As it was a spike project I did not bother to write the security provider (or the DB provider for that matter). I used Typemock Isolator to fake it all, so my tests were as shown below. I found this way of working much quicker for my purposes.



/// <summary>
  /// test for both the success and failure paths of the attribute
  /// </summary>
  [TestClass]
  public class Tests
  {
      [Isolated]
      [TestMethod]
      public void When_the_membership_provider_gives_access_the_data_is_returned()
      {
          // arrange
 
          // create a fake objects
          var fakeIMembershipProvider = Isolate.Fake.Instance<IMembershipProvider>();
          var fakeISqlProvider = Isolate.Fake.Instance<ISqlProvider>();
 
          // create real objects
          var fakeData = new DataRecord();
          var bl = new BusinessLogic(fakeISqlProvider);
 
          // Set that when we call the factory method we get the fake membership system
          Isolate.WhenCalled(() => MembershipProviderFactory.GetProvider()).WillReturn(fakeIMembershipProvider);
                      // Set when we call the DB layer we get the fake object
          Isolate.WhenCalled(() => fakeISqlProvider.GetItemFromDB(0)).WillReturn(fakeData);
          // Set that we are allowed to see the item
          Isolate.WhenCalled(() => fakeIMembershipProvider.CanCurrentUserViewThisItem(0)).WillReturn(true);
 
          // act
          var actual = bl.GetItem(1);
 
          // assert
          Assert.AreEqual(fakeData, actual);
          Isolate.Verify.WasCalledWithExactArguments(() => fakeISqlProvider.GetItemFromDB(1));
      }
 
      [Isolated]
      [TestMethod]
      public void When_the_membership_provider_does_not_give_access_the_data_is_returned()
      {
          // arrange
 
          // create a fake objects
          var fakeIMembershipProvider = Isolate.Fake.Instance<IMembershipProvider>();
          var fakeISqlProvider = Isolate.Fake.Instance<ISqlProvider>();
 
          // create real objects
          var fakeData = new DataRecord();
          var bl = new BusinessLogic(fakeISqlProvider);
 
          // Set that when we call the factory method we get the fake membership system
          Isolate.WhenCalled(() => MembershipProviderFactory.GetProvider()).WillReturn(fakeIMembershipProvider);
          // Set when we call the DB layer we get the fake object
          Isolate.WhenCalled(() => fakeISqlProvider.GetItemFromDB(0)).WillReturn(fakeData);
          // Set that we are not allowed to see the item
          Isolate.WhenCalled(() => fakeIMembershipProvider.CanCurrentUserViewThisItem(0)).WillReturn(false);
 
          // act
          var actual = bl.GetItem(1);
 
          // assert
          Assert.AreEqual(null, actual);
          Isolate.Verify.WasNotCalled(() => fakeISqlProvider.GetItemFromDB(1));
      }
 
  }


This all work beautifully and I have to say this was nice and straight forward to code.

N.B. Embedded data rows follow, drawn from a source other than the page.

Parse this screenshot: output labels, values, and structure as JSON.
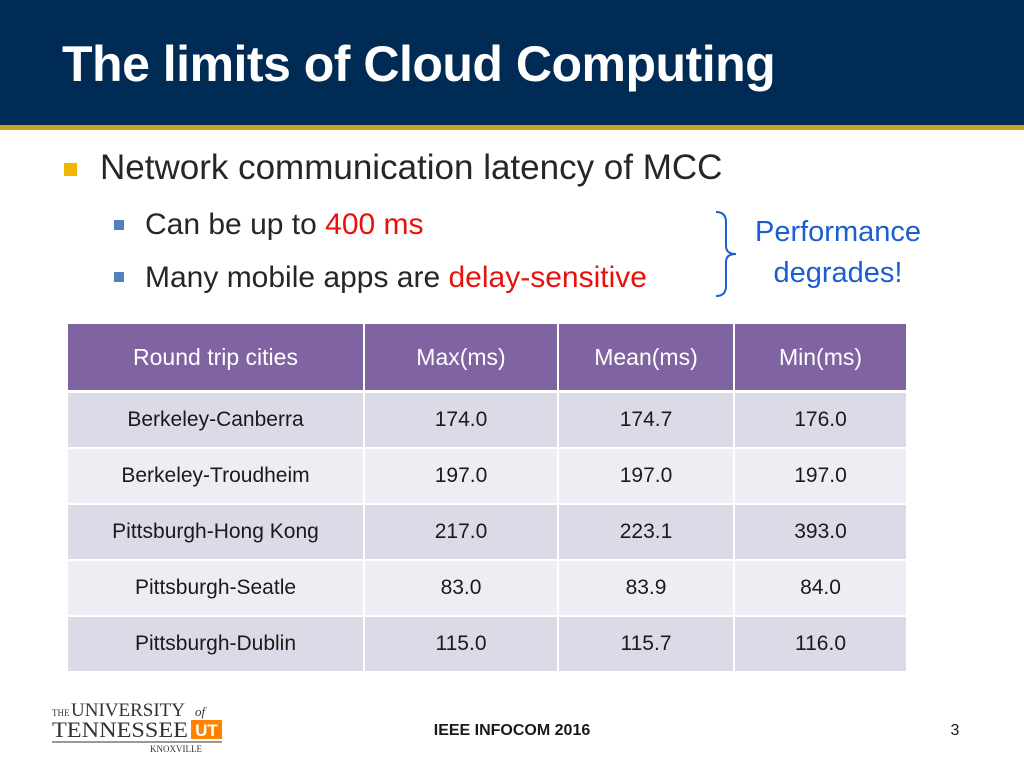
{
  "slide": {
    "title": "The limits of Cloud Computing",
    "bullets": {
      "main": "Network communication latency of MCC",
      "sub1_prefix": "Can be up to ",
      "sub1_highlight": "400 ms",
      "sub2_prefix": "Many mobile apps are ",
      "sub2_highlight": "delay-sensitive"
    },
    "callout": {
      "line1": "Performance",
      "line2": "degrades!"
    },
    "colors": {
      "header": "#002b55",
      "accent": "#c9a227",
      "highlight": "#e8120c",
      "callout": "#1a5fd1",
      "table_header": "#8064a2"
    }
  },
  "table": {
    "headers": [
      "Round trip cities",
      "Max(ms)",
      "Mean(ms)",
      "Min(ms)"
    ],
    "rows": [
      [
        "Berkeley-Canberra",
        "174.0",
        "174.7",
        "176.0"
      ],
      [
        "Berkeley-Troudheim",
        "197.0",
        "197.0",
        "197.0"
      ],
      [
        "Pittsburgh-Hong Kong",
        "217.0",
        "223.1",
        "393.0"
      ],
      [
        "Pittsburgh-Seatle",
        "83.0",
        "83.9",
        "84.0"
      ],
      [
        "Pittsburgh-Dublin",
        "115.0",
        "115.7",
        "116.0"
      ]
    ]
  },
  "footer": {
    "logo": {
      "the": "THE",
      "university": "UNIVERSITY",
      "of": "of",
      "tennessee": "TENNESSEE",
      "knoxville": "KNOXVILLE",
      "mark": "UT"
    },
    "center": "IEEE INFOCOM 2016",
    "page": "3"
  }
}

The code looks clean and using Reflector the generated code is OK tool.



My only worries are



  1. That of performance, but after looking at the code I can’t see that the AOP framework generated code is any great deal less efficient that me adding security methods calls in all the business method. Using Postsharp would certainly require much less repetitive coding. In my spike the security factory strikes me as the bottleneck, but this is my problem, not the frameworks, and can be addressed with a better design pattern to make sure it is not created on every method call.
  2. I can see complexity appearing depending on handling the parameters being passed between the attribute and method being invoked. In my spike I need to know order of the parameters so I could pass the correct one to my security methods, however again I don’t see this as being a major stumbling block, the framework could provide something I am unaware of or I just need to write few forms of the security aspect constructor.




So will I be using Postsharp? I suppose immediately it depends if I win this tender, but I have to say I like what I saw from this first usage.